O Lar Três Irmãs, localizado no Montese, em Fortaleza, apesar de ter começado as restrições para conter a disseminação da Covid-19 antes do decreto do Governo do Estado, ainda teve perdas. A instituição que abrigava 32 idosos no início da pandemia, hoje abriga 28, e registrou 23 contaminados, quatro óbitos e apenas cinco idosos não tiveram contato com o vírus. 

“A Covid veio de supetão para todo mundo, e para gente, de uma forma mais intensa por sermos o grupo de risco. Então todos os nossos idosos estavam expostos. Quando começou a pandemia, antes mesmo do decreto a gente já teve a precaução de cancelar as visitas, o decreto veio para fortalecer isso, mas infelizmente nós não tivemos como fugir do vírus”, conta Thaynara. 
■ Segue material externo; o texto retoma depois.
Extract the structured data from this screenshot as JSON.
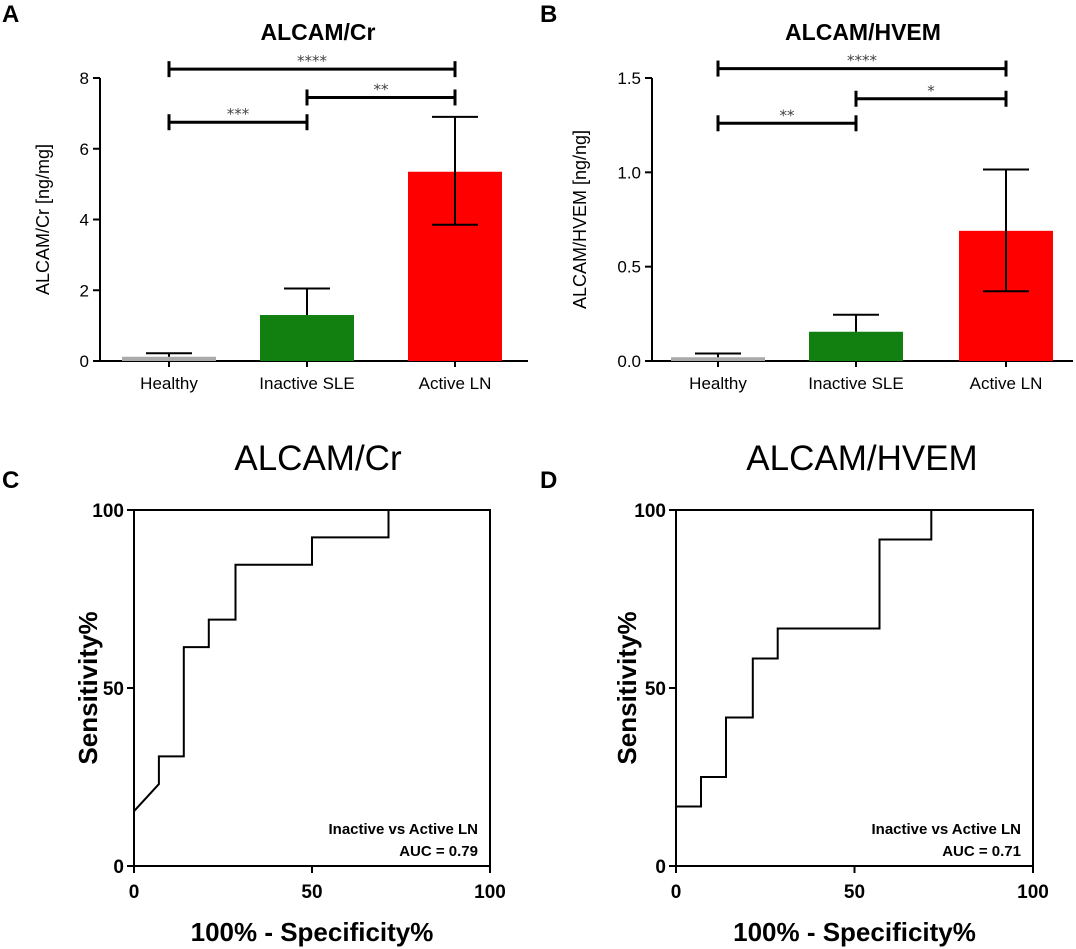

Além disso, mesmo os idosos recuperados, ainda sentem os efeitos da doença. “Estamos com quatro meses do auge da infecção na instituição, e percebemos que alguns dos infectados ainda não se recuperaram 100% do quadro. Não possuem mais o vírus no corpo, mas [por exemplo] aqueles que possuem demência, a gente percebeu um avanço na demência, uma maior debilitação, uma maior necessidade de ajuda. Alguns pós Covid tiveram pneumonia, tiveram gripe um pouco mais forte, [isso] por conta da fragilidade dos pulmões”, explica. 

Em Fortaleza, as 20 instituições ativas contemplm 666 idosos. Até o dia dois de outubro, a capital registrou 265 recuperados e total de 36 óbitos confirmados por Covid-19, outros 23 são suspeitos. Em dados atualizados da última semana, todas as instituições responderam e registram somente um caso suspeito e 27 confirmados.

Lembrança de quem se foi

Dona Iete Sales, de 85 anos, está entre os idosos que pedeu a batalha para o novo coronavírus. A professora Tacivanda Sampaio, 55, ainda lida com a saudade da tia de seu esposo, Kleber, 56. “Todo dia ela ajeitava o cabelo, só vivia arrumada. Podia ser na hora que fosse, fazendo faxina. Jurava que ia para algum lugar”, relembra. 

Após colocá-la em um lar para idosos em Caucaia, familiares combinaram de estar presentes apesar dessa distância. No entanto, as visitas semanais foram suspensas com a pandemia da Covid-19. “Foi tudo muito rápido”, comenta Tacivanda. A alegre idosa morreu em maio e, para evitar o contágio da doença, os familiares não tiveram condições para uma despedida. 

“A maior perda foi saber que a gente não viu. Pegou o corpo confiando na palavra do hospital. Foi tudo em questão de uma hora e o sepultamento”, relembra. Na época, sentiu uma sensação “esquisita” por isso, a sensação da falta do adeus.

Apesar da despedida em outros moldes, Tacivania tenta focar em todas as coisas boas e vivências compartilhadas por mais de 32 anos. “A gente sente muita falta, sempre está compartilhando foto, sempre está falando dela. A perda em si é meio complicada, mas a gente mantém a lembrança”, finaliza.